O modelo econômico desenhado na década de 1970, durante a ditadura militar, teve continuidade no período democrático. Devemos lembrar que o processo de democratização no Chile começou com limitações: Pinochet continuou como comandante em chefe do Exército (1990-1994) e foi senador vitalício até 1998. As “verdades liberais” passaram a ser inquestionadas. Chile é hoje o país da América Latina que tem a maior renda per capita e também o pior índice de distribuição da riqueza. As duas coisas num mesmo espaço. Ricos, demasiado ricos; pobres, demasiado pobres.
Enquanto na América Latina eram presidentes Lula, Evo Morales, Kirchner, Correa e Chávez, as economias cresciam e eram implementadas políticas públicas de distribuição de renda e riqueza. Ao mesmo tempo, o Chile era enaltecido como modelo da modernidade econômica com seu Estado mínimo, minúsculo, que tinha funções exíguas para transferir ao mercado o poder de intermediar todas as relações e transações.

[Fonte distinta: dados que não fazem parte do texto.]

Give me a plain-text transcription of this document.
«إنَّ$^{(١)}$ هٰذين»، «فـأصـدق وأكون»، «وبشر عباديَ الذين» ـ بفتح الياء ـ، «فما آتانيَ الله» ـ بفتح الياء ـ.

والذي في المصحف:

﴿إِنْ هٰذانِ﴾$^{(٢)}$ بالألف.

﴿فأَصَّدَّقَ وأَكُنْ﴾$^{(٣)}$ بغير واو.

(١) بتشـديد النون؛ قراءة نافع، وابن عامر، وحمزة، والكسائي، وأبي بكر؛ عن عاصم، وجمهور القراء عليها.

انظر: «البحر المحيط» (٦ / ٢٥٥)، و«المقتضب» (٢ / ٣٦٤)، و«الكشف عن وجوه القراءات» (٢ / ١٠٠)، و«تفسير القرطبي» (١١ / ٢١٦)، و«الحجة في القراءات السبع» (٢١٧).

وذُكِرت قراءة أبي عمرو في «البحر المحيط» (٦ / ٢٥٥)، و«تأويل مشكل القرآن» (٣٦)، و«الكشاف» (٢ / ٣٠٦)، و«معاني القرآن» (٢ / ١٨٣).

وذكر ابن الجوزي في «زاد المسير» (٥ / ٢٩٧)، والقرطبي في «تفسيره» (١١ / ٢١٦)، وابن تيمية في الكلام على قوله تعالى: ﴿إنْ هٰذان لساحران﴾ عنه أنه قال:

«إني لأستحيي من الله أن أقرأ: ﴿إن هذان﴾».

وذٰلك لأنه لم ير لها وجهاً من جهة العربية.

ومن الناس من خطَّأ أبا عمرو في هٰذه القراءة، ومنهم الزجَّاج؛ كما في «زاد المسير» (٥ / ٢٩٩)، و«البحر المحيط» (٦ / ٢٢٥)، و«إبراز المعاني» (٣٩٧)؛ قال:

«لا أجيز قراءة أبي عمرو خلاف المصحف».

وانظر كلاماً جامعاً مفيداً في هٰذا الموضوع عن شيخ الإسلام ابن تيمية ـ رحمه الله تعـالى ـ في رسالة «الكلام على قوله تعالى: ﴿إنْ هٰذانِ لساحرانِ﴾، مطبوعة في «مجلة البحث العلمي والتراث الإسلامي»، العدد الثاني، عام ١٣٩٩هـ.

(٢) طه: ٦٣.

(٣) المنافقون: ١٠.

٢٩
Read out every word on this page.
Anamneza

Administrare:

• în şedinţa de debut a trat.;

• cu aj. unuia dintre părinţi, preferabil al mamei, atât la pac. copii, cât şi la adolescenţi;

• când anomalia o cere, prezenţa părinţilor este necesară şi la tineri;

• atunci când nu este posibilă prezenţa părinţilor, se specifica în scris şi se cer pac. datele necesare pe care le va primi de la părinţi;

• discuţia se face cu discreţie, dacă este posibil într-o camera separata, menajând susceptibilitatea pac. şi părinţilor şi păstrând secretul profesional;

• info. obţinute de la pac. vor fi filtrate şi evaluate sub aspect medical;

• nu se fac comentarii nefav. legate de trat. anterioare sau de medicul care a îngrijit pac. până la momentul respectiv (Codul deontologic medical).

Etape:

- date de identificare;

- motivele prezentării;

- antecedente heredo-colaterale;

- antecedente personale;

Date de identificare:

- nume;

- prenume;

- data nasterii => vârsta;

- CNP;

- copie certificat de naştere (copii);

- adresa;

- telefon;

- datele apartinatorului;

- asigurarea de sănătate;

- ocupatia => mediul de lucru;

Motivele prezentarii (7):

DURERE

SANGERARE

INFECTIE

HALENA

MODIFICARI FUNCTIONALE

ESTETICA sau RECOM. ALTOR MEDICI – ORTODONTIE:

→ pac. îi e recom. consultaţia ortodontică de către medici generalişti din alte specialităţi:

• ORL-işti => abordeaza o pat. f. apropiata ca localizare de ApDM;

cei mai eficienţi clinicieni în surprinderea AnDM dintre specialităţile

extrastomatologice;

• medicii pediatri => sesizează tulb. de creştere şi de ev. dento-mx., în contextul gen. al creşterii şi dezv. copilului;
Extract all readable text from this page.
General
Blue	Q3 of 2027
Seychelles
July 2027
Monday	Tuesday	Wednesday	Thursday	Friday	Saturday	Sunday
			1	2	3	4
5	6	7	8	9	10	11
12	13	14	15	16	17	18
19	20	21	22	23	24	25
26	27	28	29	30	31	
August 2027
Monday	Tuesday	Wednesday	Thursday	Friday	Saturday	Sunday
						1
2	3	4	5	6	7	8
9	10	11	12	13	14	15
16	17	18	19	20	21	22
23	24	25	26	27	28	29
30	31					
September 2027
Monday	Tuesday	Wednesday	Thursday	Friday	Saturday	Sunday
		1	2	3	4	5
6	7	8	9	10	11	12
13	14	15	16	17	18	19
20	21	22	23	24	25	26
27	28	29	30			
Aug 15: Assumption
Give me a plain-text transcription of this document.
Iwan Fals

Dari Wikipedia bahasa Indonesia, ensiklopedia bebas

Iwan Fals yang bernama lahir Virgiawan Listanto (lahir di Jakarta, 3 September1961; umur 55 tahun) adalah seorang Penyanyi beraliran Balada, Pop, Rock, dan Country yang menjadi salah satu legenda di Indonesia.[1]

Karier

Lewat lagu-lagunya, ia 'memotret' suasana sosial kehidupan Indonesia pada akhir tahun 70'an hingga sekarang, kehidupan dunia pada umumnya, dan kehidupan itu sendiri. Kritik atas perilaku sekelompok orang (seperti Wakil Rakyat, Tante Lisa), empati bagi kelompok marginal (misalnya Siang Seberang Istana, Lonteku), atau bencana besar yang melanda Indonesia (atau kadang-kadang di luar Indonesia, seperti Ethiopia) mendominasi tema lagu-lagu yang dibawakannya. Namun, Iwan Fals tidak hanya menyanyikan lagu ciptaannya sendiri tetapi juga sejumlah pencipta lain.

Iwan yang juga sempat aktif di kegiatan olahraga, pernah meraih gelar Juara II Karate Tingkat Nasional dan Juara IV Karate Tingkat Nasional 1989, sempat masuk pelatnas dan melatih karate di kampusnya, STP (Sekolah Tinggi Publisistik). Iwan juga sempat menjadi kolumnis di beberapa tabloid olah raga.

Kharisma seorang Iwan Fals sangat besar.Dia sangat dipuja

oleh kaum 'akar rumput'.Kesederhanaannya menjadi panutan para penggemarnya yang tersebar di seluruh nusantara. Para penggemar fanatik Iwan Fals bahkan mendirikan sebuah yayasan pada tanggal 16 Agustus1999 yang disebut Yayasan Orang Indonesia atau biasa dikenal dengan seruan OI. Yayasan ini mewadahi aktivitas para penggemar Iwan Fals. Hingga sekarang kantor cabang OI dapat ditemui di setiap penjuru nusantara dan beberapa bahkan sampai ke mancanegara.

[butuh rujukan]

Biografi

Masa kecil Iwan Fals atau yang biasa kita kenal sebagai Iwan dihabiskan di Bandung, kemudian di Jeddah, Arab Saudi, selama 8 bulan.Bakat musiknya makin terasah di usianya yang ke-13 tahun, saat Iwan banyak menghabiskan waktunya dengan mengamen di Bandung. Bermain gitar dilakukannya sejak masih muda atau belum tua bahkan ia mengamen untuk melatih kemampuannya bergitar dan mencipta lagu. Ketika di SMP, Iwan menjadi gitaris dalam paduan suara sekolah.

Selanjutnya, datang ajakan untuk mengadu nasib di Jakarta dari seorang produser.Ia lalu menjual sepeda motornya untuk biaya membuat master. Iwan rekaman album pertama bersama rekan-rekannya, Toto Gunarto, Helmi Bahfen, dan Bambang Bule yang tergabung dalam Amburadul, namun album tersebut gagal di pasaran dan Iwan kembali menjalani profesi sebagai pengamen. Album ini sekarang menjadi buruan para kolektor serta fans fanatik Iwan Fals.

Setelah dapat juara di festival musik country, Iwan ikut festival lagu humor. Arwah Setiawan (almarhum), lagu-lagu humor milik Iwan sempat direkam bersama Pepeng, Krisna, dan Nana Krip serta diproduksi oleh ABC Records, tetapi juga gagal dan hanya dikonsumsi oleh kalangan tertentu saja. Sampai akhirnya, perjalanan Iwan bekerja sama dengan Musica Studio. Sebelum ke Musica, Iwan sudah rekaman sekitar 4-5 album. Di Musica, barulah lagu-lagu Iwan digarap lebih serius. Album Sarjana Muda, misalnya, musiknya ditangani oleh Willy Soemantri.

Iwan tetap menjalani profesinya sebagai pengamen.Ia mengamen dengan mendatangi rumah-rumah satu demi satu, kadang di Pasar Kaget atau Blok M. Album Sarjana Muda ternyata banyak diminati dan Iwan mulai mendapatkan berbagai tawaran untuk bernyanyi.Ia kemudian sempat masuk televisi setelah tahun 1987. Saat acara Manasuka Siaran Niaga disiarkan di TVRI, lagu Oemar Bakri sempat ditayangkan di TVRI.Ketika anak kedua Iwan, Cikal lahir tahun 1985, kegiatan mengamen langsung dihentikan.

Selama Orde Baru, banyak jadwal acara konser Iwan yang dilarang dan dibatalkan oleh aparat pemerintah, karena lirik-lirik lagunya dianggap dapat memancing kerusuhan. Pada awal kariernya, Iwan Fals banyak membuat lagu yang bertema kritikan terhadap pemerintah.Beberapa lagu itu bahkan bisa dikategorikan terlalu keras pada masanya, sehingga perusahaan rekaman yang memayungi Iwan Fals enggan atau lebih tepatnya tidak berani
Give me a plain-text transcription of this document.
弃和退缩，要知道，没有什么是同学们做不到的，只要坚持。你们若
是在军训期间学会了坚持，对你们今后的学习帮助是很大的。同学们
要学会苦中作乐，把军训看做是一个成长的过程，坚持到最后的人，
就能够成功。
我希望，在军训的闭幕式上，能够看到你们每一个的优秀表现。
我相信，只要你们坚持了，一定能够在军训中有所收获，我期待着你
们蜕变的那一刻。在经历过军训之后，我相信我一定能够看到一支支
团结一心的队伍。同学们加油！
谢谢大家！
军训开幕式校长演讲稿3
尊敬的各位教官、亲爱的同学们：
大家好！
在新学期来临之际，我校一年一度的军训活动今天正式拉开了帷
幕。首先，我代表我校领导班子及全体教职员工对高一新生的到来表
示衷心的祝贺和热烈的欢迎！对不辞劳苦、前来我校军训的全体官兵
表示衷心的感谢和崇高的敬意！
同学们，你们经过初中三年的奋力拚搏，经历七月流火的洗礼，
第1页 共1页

A mídia tradicional começou a última semana buscando as razões que motivaram esses “loucos” a sair do paraíso. Descobriram que os serviços consomem parte importante dos salários e que a educação é das mais caras da América Latina. O estopim nada desprezível foi o preço do transporte, que consome 30% do salário dos trabalhadores e trabalhadoras, mas por trás dele se escondia um sem-fim de privações que a imprensa muito se esforça para ignorar. O “modelo” neoliberal está povoado de privações.
Apenas 1% da população chilena concentra 26,5% da riqueza. Os números não são muito diferentes do Brasil e a tendência é que nossa situação se torne cada vez mais parelha, já que Paulo Guedes, manipulando seu fantoche Jair Bolsonaro, tenta implementar hoje o que foi feito no Chile, sobretudo na década de 1990. Sem luta, o Brasil produzirá ainda mais alienígenas em sua própria terra, tornando-a um território hostil em que só os ricos têm direito de viver.
Cecilia Morel, quase no fim do áudio, reconhece o cerne do problema e diz: “Temos que diminuir nossos privilégios”. Esse arroubo de sinceridade, possível só pelo aspecto privado da mensagem, é o núcleo do problema que há muito as esquerdas sinalizam e que os interesses financeiros fazem questão de ignorar.
Ontem, ao final do dia, Piñera, o mesmo que chamou o cidadão que protestava na rua de inimigo poderoso e implacável que tinha o único propósito de produzir o maior dano possível, avaliou o caos, refletiu e anunciou que se reformará o sistema de pensões, a saúde, a renda mínima e as tarifas elétricas. Uma agenda social que inclui maior carga impositiva para os mais ricos, redução dos salários dos parlamentares e de outras esferas da alta administração pública. Embora paliativas e não estruturais, vem pela frente um conjunto de medidas heterodoxas. Paulo Guedes deve estar decepcionado com o exemplo que tanto admirava, mas não há profilaxia possível: em algum momento a vida material grita, e quem está habituado ao silêncio corre realmente o risco de achar que se trata de um berro alienígena.
Felizmente, são terráqueos como nós que estão lutando para romper esse nó górdio atado pelas privatizações. Os chilenos já ergueram a espada de Alexandre e deram um belíssimo exemplo para a América Latina.